Когда на вопрос одного парижанина: «Где вы провели свой отпуск?» я ответил: «В Контрэксе», он в изумлении пожал плечами: «В такой дыре?»
В самом деле, Контрэкс (или официально — Контрэксевиль) очень маленький городок, всего тысяча двести жителей. Он известен своими лечебными источниками с 1760 года. Сюда, в Вогезы, на лечебные воды ездят люди, которым помогает) этот старинный курорт. Но Контрэкс не в моде, тем более что рядом, в пяти километрах, шумит модный Виттель, со всеми атрибутами современного буржуазного курорта — роскошными отелями, казино, гольфом, даже аэродромом для летчиков-любителей. Сюда из Контрэкса перекочевала ярмарка тщеславия.

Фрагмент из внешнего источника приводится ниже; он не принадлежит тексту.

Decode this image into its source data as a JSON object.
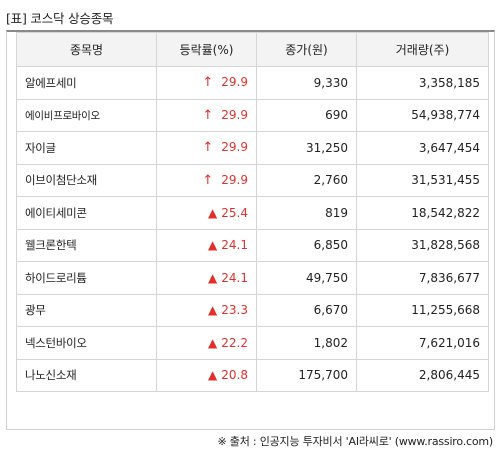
{
  "title": "[표] 코스닥 상승종목",
  "table": {
    "headers": [
      "종목명",
      "등락률(%)",
      "종가(원)",
      "거래량(주)"
    ],
    "rows": [
      {
        "name": "알에프세미",
        "marker": "↑",
        "rate": "29.9",
        "close": "9,330",
        "volume": "3,358,185"
      },
      {
        "name": "에이비프로바이오",
        "marker": "↑",
        "rate": "29.9",
        "close": "690",
        "volume": "54,938,774"
      },
      {
        "name": "자이글",
        "marker": "↑",
        "rate": "29.9",
        "close": "31,250",
        "volume": "3,647,454"
      },
      {
        "name": "이브이첨단소재",
        "marker": "↑",
        "rate": "29.9",
        "close": "2,760",
        "volume": "31,531,455"
      },
      {
        "name": "에이티세미콘",
        "marker": "▲",
        "rate": "25.4",
        "close": "819",
        "volume": "18,542,822"
      },
      {
        "name": "웰크론한텍",
        "marker": "▲",
        "rate": "24.1",
        "close": "6,850",
        "volume": "31,828,568"
      },
      {
        "name": "하이드로리튬",
        "marker": "▲",
        "rate": "24.1",
        "close": "49,750",
        "volume": "7,836,677"
      },
      {
        "name": "광무",
        "marker": "▲",
        "rate": "23.3",
        "close": "6,670",
        "volume": "11,255,668"
      },
      {
        "name": "넥스턴바이오",
        "marker": "▲",
        "rate": "22.2",
        "close": "1,802",
        "volume": "7,621,016"
      },
      {
        "name": "나노신소재",
        "marker": "▲",
        "rate": "20.8",
        "close": "175,700",
        "volume": "2,806,445"
      }
    ]
  },
  "footer": "※ 출처 : 인공지능 투자비서 'AI라씨로' (www.rassiro.com)",
  "colors": {
    "up": "#e0302a",
    "header_bg": "#f3f3f3",
    "border": "#d5d5d5"
  }
}
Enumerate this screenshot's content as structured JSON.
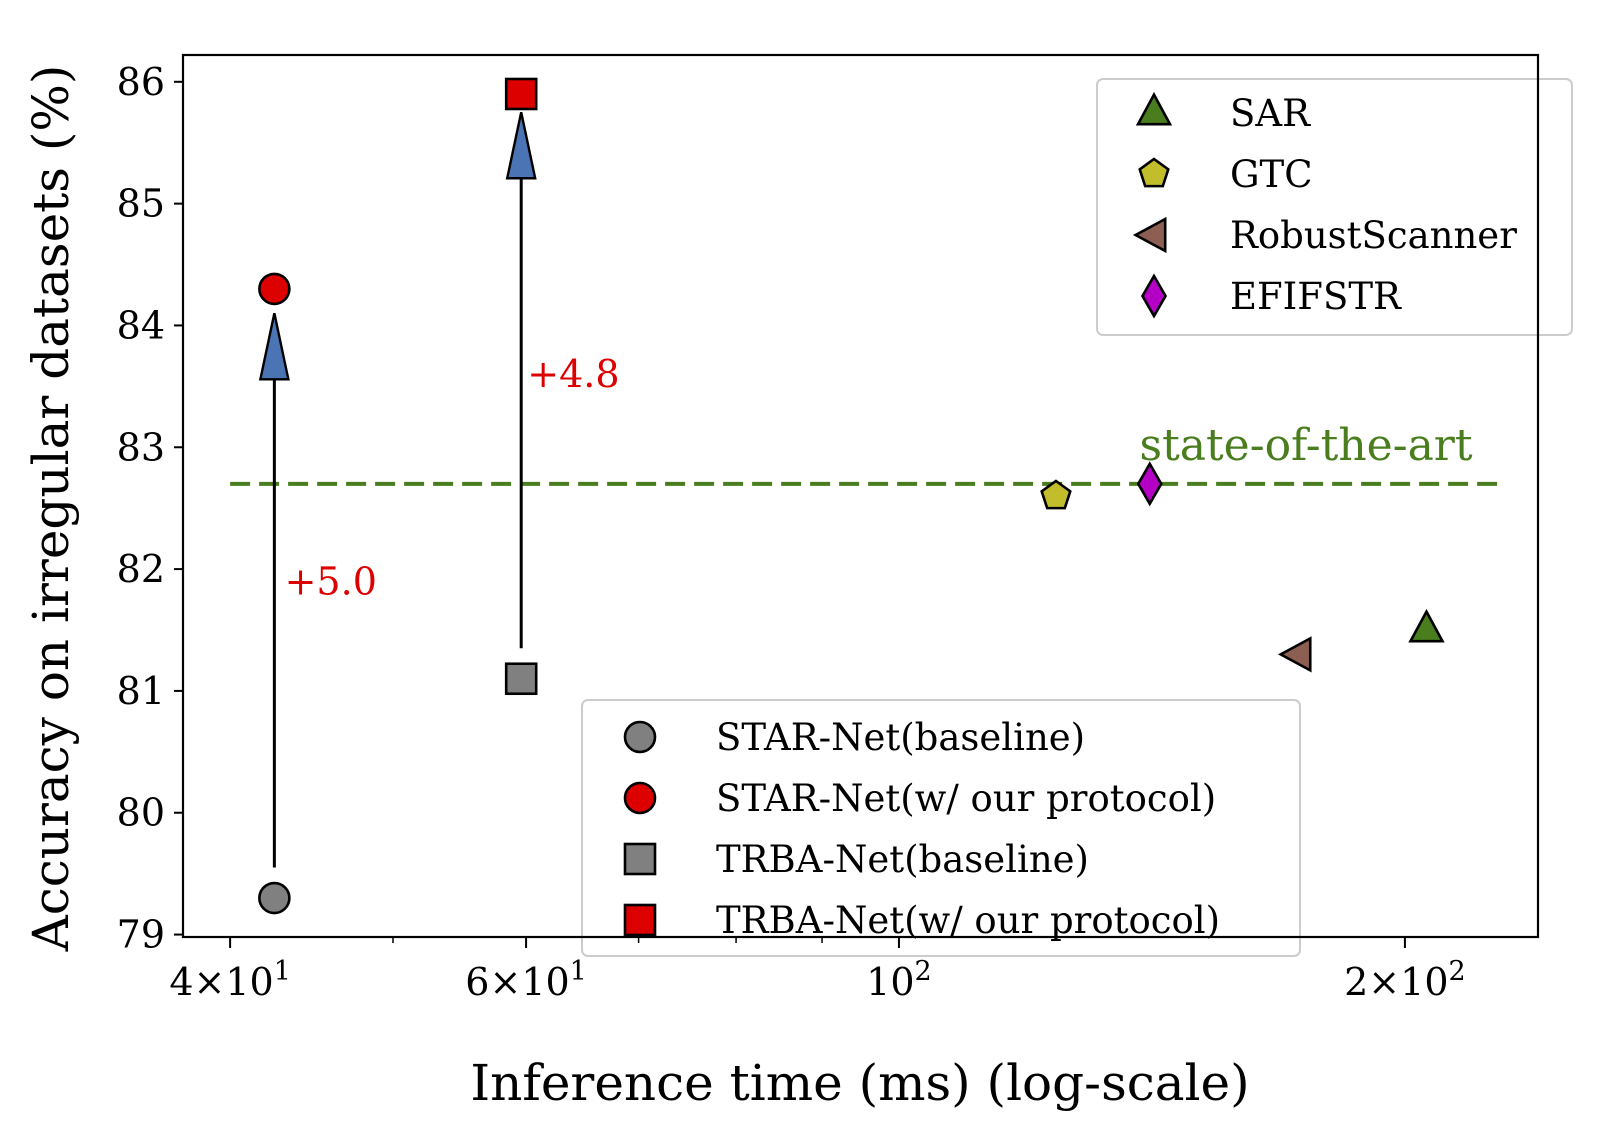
{
  "chart_data": {
    "type": "scatter",
    "xlabel": "Inference time (ms) (log-scale)",
    "ylabel": "Accuracy on irregular datasets (%)",
    "x_scale": "log",
    "xlim": [
      37.5,
      240
    ],
    "ylim": [
      78.98,
      86.22
    ],
    "x_ticks": [
      {
        "value": 40,
        "mantissa": "4",
        "exp": "1"
      },
      {
        "value": 60,
        "mantissa": "6",
        "exp": "1"
      },
      {
        "value": 100,
        "mantissa": "",
        "exp": "2"
      },
      {
        "value": 200,
        "mantissa": "2",
        "exp": "2"
      }
    ],
    "x_minor_ticks": [
      50,
      70,
      80,
      90,
      300
    ],
    "y_ticks": [
      79,
      80,
      81,
      82,
      83,
      84,
      85,
      86
    ],
    "y_tick_labels": [
      "79",
      "80",
      "81",
      "82",
      "83",
      "84",
      "85",
      "86"
    ],
    "series": [
      {
        "name": "STAR-Net(baseline)",
        "marker": "circle",
        "color": "#808080",
        "points": [
          {
            "x": 42.5,
            "y": 79.3
          }
        ]
      },
      {
        "name": "STAR-Net(w/ our protocol)",
        "marker": "circle",
        "color": "#dd0000",
        "points": [
          {
            "x": 42.5,
            "y": 84.3
          }
        ]
      },
      {
        "name": "TRBA-Net(baseline)",
        "marker": "square",
        "color": "#808080",
        "points": [
          {
            "x": 59.6,
            "y": 81.1
          }
        ]
      },
      {
        "name": "TRBA-Net(w/ our protocol)",
        "marker": "square",
        "color": "#dd0000",
        "points": [
          {
            "x": 59.6,
            "y": 85.9
          }
        ]
      },
      {
        "name": "SAR",
        "marker": "triangle-up",
        "color": "#4a7d1e",
        "points": [
          {
            "x": 206,
            "y": 81.5
          }
        ]
      },
      {
        "name": "GTC",
        "marker": "pentagon",
        "color": "#c2bd2b",
        "points": [
          {
            "x": 124,
            "y": 82.6
          }
        ]
      },
      {
        "name": "RobustScanner",
        "marker": "triangle-left",
        "color": "#8c5f52",
        "points": [
          {
            "x": 173,
            "y": 81.3
          }
        ]
      },
      {
        "name": "EFIFSTR",
        "marker": "diamond",
        "color": "#b300c4",
        "points": [
          {
            "x": 141,
            "y": 82.7
          }
        ]
      }
    ],
    "reference_line": {
      "y": 82.7,
      "x_from": 40,
      "x_to": 228,
      "color": "#4a7d1e",
      "style": "dashed",
      "label": "state-of-the-art"
    },
    "arrows": [
      {
        "x": 42.5,
        "y_from": 79.55,
        "y_to": 84.1,
        "label": "+5.0",
        "label_x": 43.1,
        "label_y": 81.9
      },
      {
        "x": 59.6,
        "y_from": 81.35,
        "y_to": 85.75,
        "label": "+4.8",
        "label_x": 60.1,
        "label_y": 83.6
      }
    ],
    "annotation_color": "#dd0000",
    "arrow_fill": "#4a74b4",
    "legends": [
      {
        "position": "lower-center",
        "items": [
          "STAR-Net(baseline)",
          "STAR-Net(w/ our protocol)",
          "TRBA-Net(baseline)",
          "TRBA-Net(w/ our protocol)"
        ]
      },
      {
        "position": "upper-right",
        "items": [
          "SAR",
          "GTC",
          "RobustScanner",
          "EFIFSTR"
        ]
      }
    ],
    "grid": false
  }
}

Старомодный и по-настоящему лечебный, а не развлекательный, курорт Контрэкс полузабыт. Со времен его расцвета, то есть с начала нашего века, в Контрэксе сохранились названия улиц: например «рю де ля гранд дюшес Владимир», улица названа так в честь великой княгини Марии Павловны — супруги недоброй памяти Владимира Александровича, того самого, который оставил мрачный след в русской истории как один из главных виновников Кровавого воскресенья — 9 января 1905 года.
Есть в Контрэксе улица, носящая имя персидского шаха; впрочем, есть и улица имени того врача, который в восемнадцатом веке открыл целебные свойства здешнего источника.
Здесь, в Контрэксе, бывал Константин Сергеевич Станиславский, Насколько нам известен характер великого мастера режиссуры, он должен был любить этот тихий городок.
Три года подряд недуги заставляют автора этих строк посещать Контрэкс, и три года он является единственным москвичом, единственным советским .человеком в этой, как выражаются парижане, «дыре». Поэтому, особенно в первый мой приезд, я был здесь в некотором роде дивом, мною интересовались все: приезжие — фабриканты, инженеры, адвокаты, врачи; и местные жители — крестьяне ближайших деревень, рабочие здешнего завода, отправляющего бутылки с целебной водой во все концы света.
Было невыразимо трогательно чувствовать и видеть, что и сюда, в старинный маленький Контрэкс, проникают вести о нашей стране, о ее великих делах, что и здесь у нее есть друзья и почитатели.
Помню — в день, когда космический корабль с вымпелом Советского Союза достиг Луны, незнакомые люди подходили ко мне, пожимали руки, поздравляли с успехами советской науки. Это были искренние, сердечные поздравления. Какой-то старичок с ликованием закричал мне с другой стороны улицы: «Он там!»
В нынешнем году жителей городка и курортников глубоко волновали важные и тревожные события.
Здесь, в Контрэксе, вспоминали Париж, где рвались бомбы «ультра», говорили о том, что «секретная армия», а не правительство является в сущности хозяином положения, говорили о неудержимом росте цен, сомневались, что де Голль вызволит Францию из ее нынешних бед.
Обо всем этом говорили в Контрэксе, хотя это и вредило прописанному врачами режиму и уменьшало силу воздействия целебной воды.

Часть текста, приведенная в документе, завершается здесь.